Against the back drop of a large metro region shaped like a pollution funnel up the Fraser Valley, there are aggressive attempts to expand coal exports at a number of locations, with local air quality concerns dismissed – surely Vancouver’s Greenest City vision and burgeoning outdoor lifestyles across Metro Vancouver’s municipalities would be damaged by clouds of coal dust wafting up from North Vancouver or Fraser Surrey Docks?

The facility recently approved by the Port of Metro Vancouver at Fraser Surrey Docks will transfer US coal from railway cars to barges, which would transfer the coal to Texada Island, and then on to larger boats for shipment to Asia. Goodbye pristine Gulf Islands! Is that the Coast Mountains in the distance or a cloud of coal dust? It is all but inevitable that noxious coal dust will escape from trains and barges, and from coal transhipment facilities to then be inhaled by local residents.

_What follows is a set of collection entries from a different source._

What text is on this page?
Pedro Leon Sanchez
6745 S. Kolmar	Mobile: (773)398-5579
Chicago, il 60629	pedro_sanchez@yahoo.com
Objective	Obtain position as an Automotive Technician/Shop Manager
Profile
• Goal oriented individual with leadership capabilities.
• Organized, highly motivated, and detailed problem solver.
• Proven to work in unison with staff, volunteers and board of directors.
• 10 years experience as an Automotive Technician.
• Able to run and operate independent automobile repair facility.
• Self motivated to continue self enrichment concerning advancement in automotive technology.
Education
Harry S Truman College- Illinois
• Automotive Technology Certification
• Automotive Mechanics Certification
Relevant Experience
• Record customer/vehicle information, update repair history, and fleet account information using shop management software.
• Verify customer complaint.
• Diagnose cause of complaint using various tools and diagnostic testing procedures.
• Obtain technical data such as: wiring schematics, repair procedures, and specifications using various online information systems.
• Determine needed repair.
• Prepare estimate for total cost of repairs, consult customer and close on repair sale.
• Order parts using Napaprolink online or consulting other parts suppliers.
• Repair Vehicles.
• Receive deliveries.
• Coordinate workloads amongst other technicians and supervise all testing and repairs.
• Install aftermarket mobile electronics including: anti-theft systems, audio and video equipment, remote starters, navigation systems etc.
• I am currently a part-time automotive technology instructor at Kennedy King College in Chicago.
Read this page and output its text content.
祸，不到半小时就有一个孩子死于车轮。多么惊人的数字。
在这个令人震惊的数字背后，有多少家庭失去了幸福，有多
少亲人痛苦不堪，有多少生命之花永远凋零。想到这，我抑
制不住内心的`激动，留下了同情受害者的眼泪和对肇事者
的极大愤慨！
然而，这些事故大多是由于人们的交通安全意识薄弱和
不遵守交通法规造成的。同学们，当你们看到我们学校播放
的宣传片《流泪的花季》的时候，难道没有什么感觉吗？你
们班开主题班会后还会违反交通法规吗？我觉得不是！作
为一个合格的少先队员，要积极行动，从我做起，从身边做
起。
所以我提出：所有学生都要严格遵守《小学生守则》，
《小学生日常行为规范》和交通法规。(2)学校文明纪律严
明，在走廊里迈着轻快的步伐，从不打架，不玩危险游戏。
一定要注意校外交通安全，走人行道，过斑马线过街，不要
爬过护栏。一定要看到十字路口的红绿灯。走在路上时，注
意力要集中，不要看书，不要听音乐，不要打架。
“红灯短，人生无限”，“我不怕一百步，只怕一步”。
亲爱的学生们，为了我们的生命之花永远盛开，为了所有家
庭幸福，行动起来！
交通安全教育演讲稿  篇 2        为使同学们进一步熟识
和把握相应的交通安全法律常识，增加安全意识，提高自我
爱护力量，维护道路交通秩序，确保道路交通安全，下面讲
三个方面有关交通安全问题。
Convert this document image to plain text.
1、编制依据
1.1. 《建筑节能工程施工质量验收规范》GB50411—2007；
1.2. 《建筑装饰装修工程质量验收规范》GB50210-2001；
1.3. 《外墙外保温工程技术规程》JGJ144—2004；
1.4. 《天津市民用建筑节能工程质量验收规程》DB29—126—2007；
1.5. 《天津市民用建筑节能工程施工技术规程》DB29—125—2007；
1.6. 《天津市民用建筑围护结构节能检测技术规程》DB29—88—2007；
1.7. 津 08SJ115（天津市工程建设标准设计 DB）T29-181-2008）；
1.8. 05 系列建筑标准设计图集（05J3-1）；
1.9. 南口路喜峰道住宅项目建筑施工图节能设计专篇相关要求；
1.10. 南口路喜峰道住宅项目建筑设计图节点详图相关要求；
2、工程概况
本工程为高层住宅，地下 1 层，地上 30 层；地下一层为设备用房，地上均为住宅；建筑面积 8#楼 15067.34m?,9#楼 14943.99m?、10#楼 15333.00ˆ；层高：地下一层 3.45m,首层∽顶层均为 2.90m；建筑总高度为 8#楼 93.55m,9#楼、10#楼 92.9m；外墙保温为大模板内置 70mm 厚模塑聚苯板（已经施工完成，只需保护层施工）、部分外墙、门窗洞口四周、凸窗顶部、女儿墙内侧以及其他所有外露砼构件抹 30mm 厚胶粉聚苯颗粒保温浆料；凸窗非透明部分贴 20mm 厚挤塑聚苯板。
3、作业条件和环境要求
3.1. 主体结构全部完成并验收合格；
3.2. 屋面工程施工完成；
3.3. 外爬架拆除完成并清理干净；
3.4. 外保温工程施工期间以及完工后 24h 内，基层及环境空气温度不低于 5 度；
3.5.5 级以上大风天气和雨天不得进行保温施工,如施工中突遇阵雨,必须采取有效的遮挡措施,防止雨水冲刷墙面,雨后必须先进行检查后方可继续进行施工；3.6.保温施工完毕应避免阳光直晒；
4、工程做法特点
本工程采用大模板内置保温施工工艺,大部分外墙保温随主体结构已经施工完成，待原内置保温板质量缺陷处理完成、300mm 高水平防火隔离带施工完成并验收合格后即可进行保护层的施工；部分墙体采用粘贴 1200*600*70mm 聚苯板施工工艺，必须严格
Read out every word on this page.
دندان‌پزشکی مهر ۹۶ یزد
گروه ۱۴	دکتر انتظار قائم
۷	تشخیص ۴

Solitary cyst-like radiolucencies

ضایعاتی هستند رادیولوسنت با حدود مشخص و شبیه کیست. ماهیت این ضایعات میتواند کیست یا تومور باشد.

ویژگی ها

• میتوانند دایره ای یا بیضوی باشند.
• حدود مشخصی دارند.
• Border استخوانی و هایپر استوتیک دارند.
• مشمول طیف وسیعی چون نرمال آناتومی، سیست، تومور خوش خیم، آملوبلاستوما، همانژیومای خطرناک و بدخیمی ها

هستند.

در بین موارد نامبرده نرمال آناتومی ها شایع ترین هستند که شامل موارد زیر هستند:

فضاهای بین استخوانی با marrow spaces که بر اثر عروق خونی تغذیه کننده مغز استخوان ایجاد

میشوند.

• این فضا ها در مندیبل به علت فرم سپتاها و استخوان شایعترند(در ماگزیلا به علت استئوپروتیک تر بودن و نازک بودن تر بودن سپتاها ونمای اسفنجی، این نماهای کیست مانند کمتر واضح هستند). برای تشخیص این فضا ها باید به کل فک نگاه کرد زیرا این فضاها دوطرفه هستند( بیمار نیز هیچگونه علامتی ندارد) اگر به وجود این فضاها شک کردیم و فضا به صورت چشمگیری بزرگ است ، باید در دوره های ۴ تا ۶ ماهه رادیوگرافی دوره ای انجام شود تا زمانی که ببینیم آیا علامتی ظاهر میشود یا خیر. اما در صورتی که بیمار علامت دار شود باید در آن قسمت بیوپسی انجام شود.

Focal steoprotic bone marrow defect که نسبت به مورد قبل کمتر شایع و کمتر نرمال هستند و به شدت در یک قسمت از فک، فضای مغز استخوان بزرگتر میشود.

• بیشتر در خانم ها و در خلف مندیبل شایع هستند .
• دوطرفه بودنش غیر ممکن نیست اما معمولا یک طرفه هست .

Air Quality Litigation Lessons from London

In response to Port Metro Vancouver’s hasty approval of Fraser Surrey Docks’ coal terminal expansion, Ecojustice has launched a lawsuit alleging that the approval of the new terminal be overturned on the basis it breaches certain provisions of the Canadian Environmental Assessment Act.

Both the Ecojustice and Client Earth lawsuits indicate that whilst governments may continue to ignore public interest in environmental health issues, litigation remains a final bulwark against increasingly narrow vested interests in the transport and fossil fuel sectors. Based on the successful legal challenge over life-threateningly poor air quality in London, there is hope yet for a change of course in British Columbia’s apparent commitment to continue polluting the air in the dying days of coal.